TA - PS.2004.0044 - 2004-06-23 - c/Centre social intercommunal de Vevey

23 juin 2004Français10 min

Source vd.ch

Faits

Vu les faits suivants:

A. A. X.________, née le

22 décembre 1973, de nationalité thaïlandaise, est arrivée en Suisse le

6 décembre 1996. Elle a déposé le 7 octobre 2003 une

demande d'aide sociale en indiquant qu'elle était séparée judiciairement de son

mari. Par décision du 1er décembre 2003, le Centre social

intercommunal de Vevey a accordé une aide sociale d'un montant de 138 fr.80

avec effet au 1er septembre 2003 comprenant le forfait I

pour une personne (1'010 fr.), le forfait II (100 fr.), les frais de logement

comprenant la moitié du loyer et des charges de l'appartement partagé avec son

mari B. X.________(535 fr.) soit une somme de 1'645 fr de laquelle devait être

déduite les indemnités de chômage qui lui étaient versées (1'506 fr.20).

B. Les époux X.________

avaient déposé au mois de mai 2003 auprès du Tribunal de l'arrondissement de

l'Est-Vaudois une requête commune en divorce avec une convention réglant les

effets accessoires du divorce. Lors de l'audience du

17 septembre 2003, le Président du tribunal a informé les parties

qu'il prononcerait le divorce pour autant qu'elles confirment après l'échéance d'un

délai de deux mois, par écrit, leur volonté commune de divorcer et les termes

de leur convention. Par courrier du 18 novembre 2003 B.

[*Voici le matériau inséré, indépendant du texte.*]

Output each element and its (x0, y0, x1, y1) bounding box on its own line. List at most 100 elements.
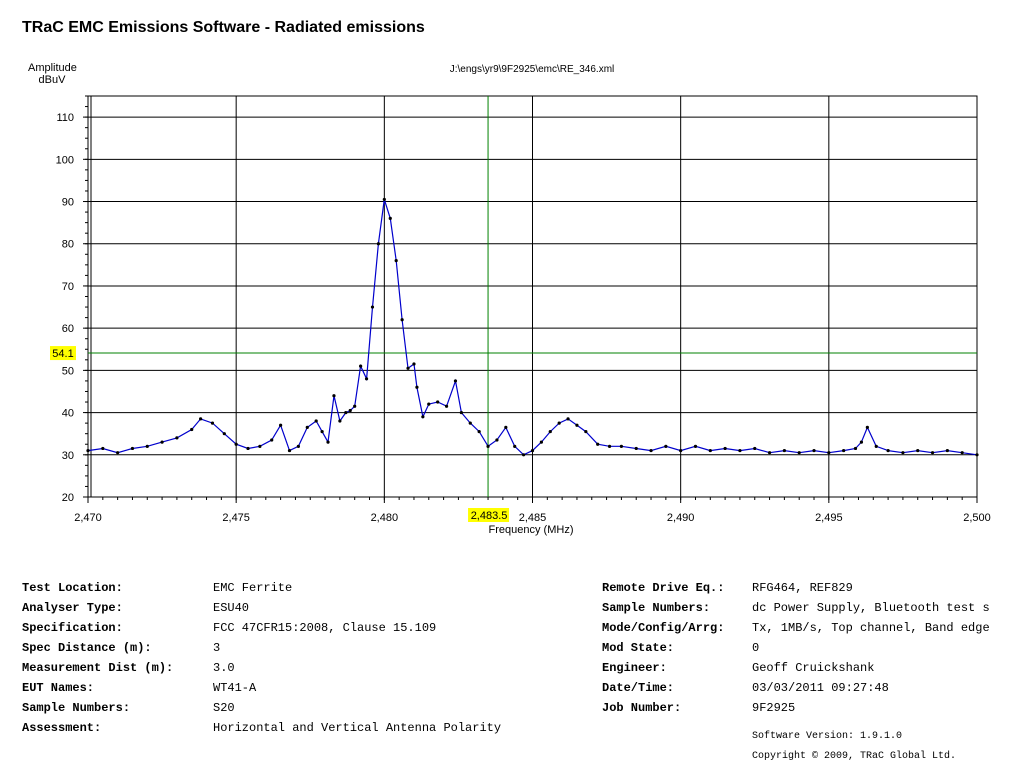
y-axis-label-line-2: dBuV (38, 74, 66, 86)
x-tick-label: 2,490 (667, 512, 695, 524)
info-value: WT41-A (213, 681, 257, 695)
data-point (865, 425, 869, 429)
data-point (270, 438, 274, 442)
data-point (326, 440, 330, 444)
info-row: Measurement Dist (m): 3.0 (22, 658, 582, 678)
data-point (258, 444, 262, 448)
data-point (86, 448, 90, 453)
emissions-chart: 20 30 40 50 60 70 80 90 100 110 2,470 2,475 2,480 2,4… (50, 95, 991, 536)
data-point (827, 451, 831, 455)
file-path: J:\engs\yr9\9F2925\emc\RE_346.xml (449, 64, 615, 75)
data-point (975, 453, 979, 457)
x-tick-label: 2,475 (222, 512, 250, 524)
test-info-left: Test Location: EMC Ferrite Analyser Type: E… (22, 578, 582, 738)
copyright: Copyright © 2009, TRaC Global Ltd. (752, 751, 957, 762)
test-info-right: Remote Drive Eq.: RFG464, REF829 Sample Nu… (602, 578, 1024, 718)
data-point (767, 451, 772, 455)
software-version: Software Version: 1.9.1.0 (752, 731, 903, 742)
info-label: Spec Distance (m): (22, 641, 152, 655)
x-tick-label: 2,485 (519, 512, 547, 524)
data-point (634, 446, 638, 451)
y-tick-label: 110 (56, 112, 74, 124)
data-point (348, 408, 352, 413)
info-row: Job Number: 9F2925 (602, 698, 1024, 718)
info-label: Engineer: (602, 661, 667, 675)
info-row: Spec Distance (m): 3 (22, 638, 582, 658)
data-point (382, 197, 386, 202)
data-point (619, 444, 624, 448)
y-tick-label: 70 (62, 281, 74, 293)
data-point (649, 448, 653, 453)
data-point (359, 364, 363, 368)
data-point (607, 444, 612, 448)
data-point (305, 425, 309, 429)
data-point (584, 429, 588, 434)
info-value: Tx, 1MB/s, Top channel, Band edge (752, 621, 990, 635)
data-point (693, 444, 698, 448)
info-label: Assessment: (22, 721, 102, 735)
data-point (468, 421, 472, 425)
data-point (874, 444, 878, 448)
y-tick-label: 20 (62, 492, 74, 504)
x-axis-label: Frequency (MHz) (489, 524, 574, 536)
info-row: Assessment: Horizontal and Vertical Anten… (22, 718, 582, 738)
data-point (459, 410, 463, 415)
data-point (415, 385, 419, 389)
info-label: Date/Time: (602, 681, 675, 695)
info-value: FCC 47CFR15:2008, Clause 15.109 (213, 621, 437, 635)
data-point (782, 448, 786, 453)
data-point (320, 429, 324, 434)
data-point (130, 446, 135, 451)
info-label: Job Number: (602, 701, 682, 715)
y-tick-label: 90 (62, 197, 74, 209)
info-label: EUT Names: (22, 681, 95, 695)
info-value: 03/03/2011 09:27:48 (752, 681, 889, 695)
data-point (412, 362, 416, 366)
y-tick-label: 30 (62, 450, 74, 462)
data-point (279, 423, 283, 427)
info-value: Geoff Cruickshank (752, 661, 875, 675)
data-point (364, 377, 369, 381)
data-point (376, 242, 381, 246)
info-value: RFG464, REF829 (752, 581, 853, 595)
data-point (190, 427, 194, 432)
info-row: Date/Time: 03/03/2011 09:27:48 (602, 678, 1024, 698)
info-row: Sample Numbers: dc Power Supply, Bluetoot… (602, 598, 1024, 618)
info-row: Mod State: 0 (602, 638, 1024, 658)
data-point (370, 305, 375, 309)
data-point (859, 440, 864, 444)
info-label: Analyser Type: (22, 601, 123, 615)
data-point (842, 448, 846, 453)
data-point (812, 448, 816, 453)
info-value: 9F2925 (752, 701, 796, 715)
data-point (566, 417, 570, 421)
y-tick-label: 40 (62, 408, 74, 420)
data-point (210, 421, 215, 425)
data-point (222, 432, 226, 436)
x-tick-label: 2,480 (371, 512, 399, 524)
data-point (421, 415, 425, 419)
y-tick-label: 80 (62, 239, 74, 251)
data-point (477, 429, 481, 434)
info-label: Sample Numbers: (602, 601, 711, 615)
info-value: 3 (213, 641, 221, 655)
y-tick-label: 50 (62, 365, 74, 377)
data-point (145, 444, 149, 448)
info-label: Specification: (22, 621, 123, 635)
data-point (853, 446, 858, 451)
data-point (664, 444, 668, 448)
info-value: dc Power Supply, Bluetooth test s (752, 601, 990, 615)
data-point (530, 448, 535, 453)
info-label: Mode/Config/Arrg: (602, 621, 725, 635)
data-point (738, 448, 742, 453)
data-point (394, 259, 398, 263)
info-label: Remote Drive Eq.: (602, 581, 725, 595)
data-point (930, 451, 935, 455)
data-point (332, 394, 336, 398)
data-point (436, 400, 440, 404)
data-point (344, 410, 348, 415)
limit-label: 54.1 (52, 348, 73, 360)
app-title: TRaC EMC Emissions Software - Radiated e… (22, 19, 425, 36)
data-point (199, 417, 203, 421)
data-point (513, 444, 517, 448)
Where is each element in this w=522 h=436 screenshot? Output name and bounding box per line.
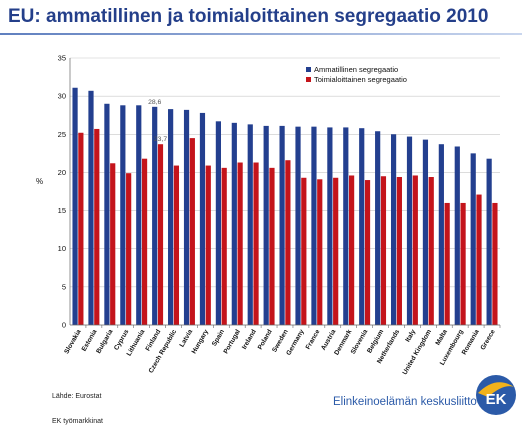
bar-occupational <box>454 146 460 325</box>
bar-occupational <box>422 139 429 325</box>
y-axis-gridlines <box>70 57 500 288</box>
bar-sectoral <box>333 177 339 325</box>
bar-sectoral <box>301 177 307 325</box>
bar-sectoral <box>173 165 180 325</box>
bar-sectoral <box>157 144 164 325</box>
title-divider <box>0 33 522 35</box>
bar-occupational <box>263 125 269 325</box>
bar-sectoral <box>460 202 466 325</box>
bar-sectoral <box>78 132 84 325</box>
y-tick-label: 35 <box>58 54 66 63</box>
x-tick-label: Malta <box>434 328 449 346</box>
bar-sectoral <box>412 175 418 325</box>
bar-occupational <box>295 126 301 326</box>
bar-occupational <box>327 127 333 325</box>
logo-text: EK <box>486 391 507 408</box>
author-note: EK työmarkkinat <box>52 418 103 425</box>
bar-sectoral <box>444 202 450 325</box>
bar-sectoral <box>380 176 387 325</box>
bar-occupational <box>470 153 476 325</box>
x-tick-label: France <box>305 328 322 351</box>
ek-logo: EK <box>476 375 516 415</box>
x-tick-label: Poland <box>257 329 274 352</box>
bar-occupational <box>120 105 126 325</box>
legend-label-sectoral: Toimialoittainen segregaatio <box>314 75 407 84</box>
bar-sectoral <box>396 177 402 325</box>
data-labels: 28,6 23,7 <box>148 99 167 143</box>
legend-swatch-occupational <box>306 67 311 72</box>
y-tick-label: 30 <box>58 92 66 101</box>
x-tick-label: Spain <box>211 329 226 348</box>
bar-occupational <box>311 126 317 326</box>
bar-occupational <box>88 90 94 325</box>
source-note: Lähde: Eurostat <box>52 393 102 400</box>
bar-occupational <box>279 125 285 325</box>
bar-sectoral <box>492 202 498 325</box>
legend-swatch-sectoral <box>306 77 311 82</box>
bar-sectoral <box>189 138 195 325</box>
bar-occupational <box>359 128 365 325</box>
y-tick-label: 25 <box>58 130 66 139</box>
bar-occupational <box>486 158 492 325</box>
chart-bars <box>72 87 498 326</box>
bar-sectoral <box>110 163 116 325</box>
page-title: EU: ammatillinen ja toimialoittainen seg… <box>8 6 489 27</box>
bar-sectoral <box>269 167 275 325</box>
bar-sectoral <box>237 162 243 325</box>
bar-sectoral <box>126 173 132 325</box>
bar-occupational <box>168 109 174 326</box>
bar-occupational <box>199 112 206 325</box>
x-tick-label: Italy <box>404 328 417 343</box>
brand-name: Elinkeinoelämän keskusliitto <box>333 396 477 408</box>
bar-occupational <box>438 144 444 325</box>
bar-sectoral <box>317 179 323 325</box>
chart-axes <box>69 58 501 328</box>
x-tick-label: Latvia <box>179 328 195 348</box>
x-tick-label: Slovakia <box>63 328 83 355</box>
bar-occupational <box>183 109 190 325</box>
bar-sectoral <box>205 165 211 325</box>
bar-sectoral <box>364 180 371 325</box>
bar-occupational <box>72 87 78 325</box>
bar-occupational <box>390 134 397 325</box>
bar-occupational <box>375 131 381 325</box>
bar-occupational <box>247 124 253 326</box>
bar-occupational <box>215 121 221 326</box>
bar-sectoral <box>476 194 482 325</box>
bar-sectoral <box>428 177 434 325</box>
bar-sectoral <box>349 175 355 325</box>
x-tick-labels: SlovakiaEstoniaBulgariaCyprusLithuaniaFi… <box>63 328 497 376</box>
y-tick-labels: 0 5 10 15 20 25 30 35 <box>58 54 66 330</box>
y-axis-label: % <box>36 177 43 186</box>
x-tick-label: Ireland <box>241 329 258 351</box>
bar-occupational <box>136 105 142 325</box>
bar-occupational <box>406 136 413 325</box>
bar-sectoral <box>141 158 148 325</box>
y-tick-label: 0 <box>62 321 66 330</box>
bar-occupational <box>343 127 349 325</box>
bar-sectoral <box>221 167 227 325</box>
legend-label-occupational: Ammatillinen segregaatio <box>314 65 398 74</box>
bar-sectoral <box>94 128 100 325</box>
data-label: 28,6 <box>148 99 161 106</box>
y-tick-label: 5 <box>62 282 66 291</box>
x-tick-label: Greece <box>480 328 497 351</box>
y-tick-label: 15 <box>58 206 66 215</box>
y-tick-label: 10 <box>58 244 66 253</box>
bar-sectoral <box>285 160 291 325</box>
bar-occupational <box>152 106 158 325</box>
bar-sectoral <box>253 162 259 325</box>
chart-legend: Ammatillinen segregaatio Toimialoittaine… <box>306 65 407 84</box>
bar-occupational <box>231 122 237 325</box>
bar-occupational <box>104 103 110 326</box>
data-label: 23,7 <box>154 136 167 143</box>
y-tick-label: 20 <box>58 168 66 177</box>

X.________d'une part, ainsi que A. X.________ d'autre part, ont confirmé leur

accord irrévocable avec le principe du divorce et la convention qui en règle

les effets.

C. Le divorce a été

prononcé par jugement du Président du Tribunal civil de l'arrondissement de

l'Est vaudois le 25 novembre 2003. La convention sur les effets du

divorce prévoit que B. X.________versera à A. X.________ une contribution

d'entretien de 500 fr. par mois pour une durée d'une année à compter du mois au

cours duquel le jugement sera devenu définitif et exécutoire.

D. En date du

26 septembre 2003, le conseil des époux X.________ s'est adressé aux

Services sociaux de la Ville de Vevey dans les termes suivants :

"(…)

Madame X.________ a fait de nombreuses

recherches pour retrouver un appartement, mais, compte tenu de sa situation

financière, toutes les gérances lui refusent l'octroi d'un logement.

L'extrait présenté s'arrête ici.